Saigon's economy even may have benefited from being on the losing side of the war because it removed much of the government presence that existed when it was the southern capital, said Sesto Vecchi, managing partner of the Ho Chi Minh City office of U.S. law firm Russin & Vecchi. He arrived in South Vietnam in 1965 with the U.S. Navy and was in Saigon in the days before it fell.
Less Government
"Now there's even less government impact on people's decision making here," said Vecchi, who returned to live in the city in 1993. "A lot of the government influence in those days was directed toward the war, but even with that, Saigon always had a strong commercial environment." Hanoi's (VHINDEX) position as the nation's capital is a double-edged sword.

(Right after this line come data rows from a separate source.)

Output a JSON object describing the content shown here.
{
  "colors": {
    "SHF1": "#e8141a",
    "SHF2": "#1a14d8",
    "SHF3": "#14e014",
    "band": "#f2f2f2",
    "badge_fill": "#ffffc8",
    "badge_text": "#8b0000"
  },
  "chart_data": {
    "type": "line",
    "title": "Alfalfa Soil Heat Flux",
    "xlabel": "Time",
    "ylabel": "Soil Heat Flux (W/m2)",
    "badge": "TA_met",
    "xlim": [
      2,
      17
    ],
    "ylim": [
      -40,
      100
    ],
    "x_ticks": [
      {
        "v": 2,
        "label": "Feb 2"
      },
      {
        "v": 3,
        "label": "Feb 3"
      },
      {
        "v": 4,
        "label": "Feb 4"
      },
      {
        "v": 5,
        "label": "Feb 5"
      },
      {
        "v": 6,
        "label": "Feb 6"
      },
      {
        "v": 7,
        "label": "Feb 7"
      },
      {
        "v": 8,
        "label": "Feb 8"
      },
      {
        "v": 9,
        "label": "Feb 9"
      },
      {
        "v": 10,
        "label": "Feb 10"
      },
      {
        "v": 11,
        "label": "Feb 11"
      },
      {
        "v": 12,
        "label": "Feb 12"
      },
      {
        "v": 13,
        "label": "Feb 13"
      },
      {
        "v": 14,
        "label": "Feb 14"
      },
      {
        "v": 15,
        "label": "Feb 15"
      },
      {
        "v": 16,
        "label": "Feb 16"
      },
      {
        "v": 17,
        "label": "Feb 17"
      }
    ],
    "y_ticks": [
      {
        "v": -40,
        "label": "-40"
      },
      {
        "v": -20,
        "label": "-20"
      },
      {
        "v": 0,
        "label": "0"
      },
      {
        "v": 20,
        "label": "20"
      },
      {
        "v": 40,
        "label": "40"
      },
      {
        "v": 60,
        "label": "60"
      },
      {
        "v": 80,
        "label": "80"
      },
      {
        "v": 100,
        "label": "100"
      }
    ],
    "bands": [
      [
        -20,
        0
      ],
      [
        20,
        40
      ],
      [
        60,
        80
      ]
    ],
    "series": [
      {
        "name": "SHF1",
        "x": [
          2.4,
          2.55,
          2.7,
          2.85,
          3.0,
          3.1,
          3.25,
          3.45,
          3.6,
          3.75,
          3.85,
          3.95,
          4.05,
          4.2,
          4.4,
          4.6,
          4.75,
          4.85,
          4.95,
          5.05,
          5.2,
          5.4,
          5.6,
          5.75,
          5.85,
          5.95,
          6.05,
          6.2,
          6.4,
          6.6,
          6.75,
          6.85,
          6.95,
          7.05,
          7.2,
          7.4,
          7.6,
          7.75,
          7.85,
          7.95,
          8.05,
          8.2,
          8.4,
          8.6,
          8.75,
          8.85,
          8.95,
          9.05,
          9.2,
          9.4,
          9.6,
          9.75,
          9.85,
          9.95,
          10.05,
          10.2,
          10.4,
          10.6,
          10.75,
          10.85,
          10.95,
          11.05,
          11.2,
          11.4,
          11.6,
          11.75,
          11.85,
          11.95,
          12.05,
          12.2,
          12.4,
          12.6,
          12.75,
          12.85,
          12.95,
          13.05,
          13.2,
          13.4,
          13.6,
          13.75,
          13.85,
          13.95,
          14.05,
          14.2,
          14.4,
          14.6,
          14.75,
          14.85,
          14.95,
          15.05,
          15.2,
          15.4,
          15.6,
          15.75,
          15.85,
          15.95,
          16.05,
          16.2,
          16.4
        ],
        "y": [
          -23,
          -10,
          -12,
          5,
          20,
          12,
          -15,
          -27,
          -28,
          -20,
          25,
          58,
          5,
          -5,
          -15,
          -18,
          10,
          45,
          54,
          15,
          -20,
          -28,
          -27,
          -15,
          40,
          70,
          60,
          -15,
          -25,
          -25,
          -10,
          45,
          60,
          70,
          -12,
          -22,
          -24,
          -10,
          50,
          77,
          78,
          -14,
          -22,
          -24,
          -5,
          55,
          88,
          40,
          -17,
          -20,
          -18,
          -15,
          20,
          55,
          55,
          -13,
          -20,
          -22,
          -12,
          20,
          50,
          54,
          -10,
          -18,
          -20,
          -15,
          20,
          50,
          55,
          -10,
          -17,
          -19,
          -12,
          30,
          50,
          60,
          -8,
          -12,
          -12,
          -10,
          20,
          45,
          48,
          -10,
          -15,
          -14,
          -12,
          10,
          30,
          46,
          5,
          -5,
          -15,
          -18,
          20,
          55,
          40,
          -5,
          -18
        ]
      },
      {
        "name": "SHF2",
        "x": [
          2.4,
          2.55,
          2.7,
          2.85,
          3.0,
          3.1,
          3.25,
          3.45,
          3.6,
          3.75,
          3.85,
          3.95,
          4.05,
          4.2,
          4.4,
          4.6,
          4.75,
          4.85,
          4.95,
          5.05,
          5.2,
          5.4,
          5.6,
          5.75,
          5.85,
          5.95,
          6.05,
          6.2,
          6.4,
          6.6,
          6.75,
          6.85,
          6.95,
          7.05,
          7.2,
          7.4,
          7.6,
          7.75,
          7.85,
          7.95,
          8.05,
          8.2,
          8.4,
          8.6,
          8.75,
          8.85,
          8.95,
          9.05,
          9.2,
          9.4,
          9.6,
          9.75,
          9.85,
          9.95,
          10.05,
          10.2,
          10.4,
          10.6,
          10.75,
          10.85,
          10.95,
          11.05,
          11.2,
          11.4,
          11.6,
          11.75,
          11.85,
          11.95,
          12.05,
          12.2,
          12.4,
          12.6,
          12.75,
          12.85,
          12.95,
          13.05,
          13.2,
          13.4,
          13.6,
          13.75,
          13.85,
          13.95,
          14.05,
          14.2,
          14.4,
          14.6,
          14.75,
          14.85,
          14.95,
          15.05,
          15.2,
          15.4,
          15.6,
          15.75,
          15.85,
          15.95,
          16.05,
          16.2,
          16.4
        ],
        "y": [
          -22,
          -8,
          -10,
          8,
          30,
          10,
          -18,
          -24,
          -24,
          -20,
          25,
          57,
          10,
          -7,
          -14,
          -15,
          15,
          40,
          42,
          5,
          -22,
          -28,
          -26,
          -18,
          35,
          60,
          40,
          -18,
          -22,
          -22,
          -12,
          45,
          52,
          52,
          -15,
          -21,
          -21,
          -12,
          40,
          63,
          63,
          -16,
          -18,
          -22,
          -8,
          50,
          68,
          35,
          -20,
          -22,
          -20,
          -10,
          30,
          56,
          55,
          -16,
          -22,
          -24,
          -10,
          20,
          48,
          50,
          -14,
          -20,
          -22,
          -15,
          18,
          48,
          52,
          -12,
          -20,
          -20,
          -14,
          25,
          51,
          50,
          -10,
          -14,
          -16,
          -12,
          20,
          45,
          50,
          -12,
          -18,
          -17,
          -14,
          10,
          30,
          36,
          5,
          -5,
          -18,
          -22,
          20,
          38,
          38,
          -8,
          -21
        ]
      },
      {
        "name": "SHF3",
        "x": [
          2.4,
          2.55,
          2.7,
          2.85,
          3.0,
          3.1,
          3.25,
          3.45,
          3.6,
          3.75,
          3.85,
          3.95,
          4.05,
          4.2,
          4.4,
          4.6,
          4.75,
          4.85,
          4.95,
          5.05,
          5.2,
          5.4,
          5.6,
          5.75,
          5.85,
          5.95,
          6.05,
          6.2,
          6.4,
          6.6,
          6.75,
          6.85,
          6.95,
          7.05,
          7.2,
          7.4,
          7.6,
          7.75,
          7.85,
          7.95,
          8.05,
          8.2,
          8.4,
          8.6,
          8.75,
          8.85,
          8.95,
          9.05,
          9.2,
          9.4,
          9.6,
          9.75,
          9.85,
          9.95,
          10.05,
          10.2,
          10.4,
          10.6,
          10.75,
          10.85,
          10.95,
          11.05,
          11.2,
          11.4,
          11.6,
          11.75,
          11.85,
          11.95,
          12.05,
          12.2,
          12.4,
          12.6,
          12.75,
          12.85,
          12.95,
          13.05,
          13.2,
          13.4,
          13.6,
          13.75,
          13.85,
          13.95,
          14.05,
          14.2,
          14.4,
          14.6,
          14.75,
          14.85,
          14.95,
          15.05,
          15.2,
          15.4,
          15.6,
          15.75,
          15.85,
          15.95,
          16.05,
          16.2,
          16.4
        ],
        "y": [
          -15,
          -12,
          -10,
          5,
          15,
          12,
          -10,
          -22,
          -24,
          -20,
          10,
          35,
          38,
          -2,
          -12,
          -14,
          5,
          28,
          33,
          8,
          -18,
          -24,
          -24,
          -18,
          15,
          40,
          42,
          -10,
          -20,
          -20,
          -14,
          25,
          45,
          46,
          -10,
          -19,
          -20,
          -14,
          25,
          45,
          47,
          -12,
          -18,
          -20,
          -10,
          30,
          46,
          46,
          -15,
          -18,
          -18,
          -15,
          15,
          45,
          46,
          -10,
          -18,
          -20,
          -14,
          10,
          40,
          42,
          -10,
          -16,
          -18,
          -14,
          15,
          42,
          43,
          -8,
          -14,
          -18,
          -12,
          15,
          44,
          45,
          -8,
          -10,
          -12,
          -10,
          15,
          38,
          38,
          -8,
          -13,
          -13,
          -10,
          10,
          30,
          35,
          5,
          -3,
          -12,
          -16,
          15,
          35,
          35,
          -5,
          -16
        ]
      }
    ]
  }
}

While it makes the city vital for businesses that must deal with the ministries, especially banks, it also creates a more restrictive regulatory environment.
"We need to see more progress in terms of the economic-reform policies coming out of Hanoi," Burghardt said. "Ho Chi Minh City is a hostage to the speed of those reforms."
Ho Chi Minh City ranked 10th last year and Hanoi 33rd among 63 Vietnamese provinces and cities in the country's competitiveness gauge, which weighs measures such as entry cost, transparency and access to land.
Downtown Airport
Ho Chi Minh City's advance is most evident at the airport, which saw some of the fiercest fighting during the battle for the city in 1975. A 20-minute drive from Reunification Palace, Tan Son Nhat is now in the heart of Saigon's expanding sprawl of houses, shops and factories. Still coded SGN for Saigon, it's almost at bursting point, with almost twice the number of passengers that fly in and out of Hanoi.
The planned new airport in neighboring Dong Nai province eventually is expected to handle 100 million passengers a year, compared with about 20 million at Tan Son Nhat. The project needs approval from the National Assembly and its first stage, costing about $7.8 billion, wouldn't be operational until at least 2020.
Meantime, the number of travelers coming to Vietnam keeps rising, climbing 11 percent last year to 7.6 million. Tourists heading to Hanoi are drawn to the scenic limestone islands of Ha Long Bay; in the south, it's the beach resorts of Mui Ne and Phu Quoc island or the former emperor Bao Dai's summer palace in the hills in Dalat.
The latest offering is a resort and casino at Ho Tram beach, with courtesy buses shuttling gamesters for the 2 1/2-hour drive to and from Saigon.
"The beaches in the north can only be used for half the year; the southern beaches are beautiful, and they are usable year-round," said Paul Stoll, who helped set up the Vietnam Tourism Association and is chief executive of Celadon International Hotel Management Joint-Stock Co. "Ho Chi Minh City is Vietnam's superhub."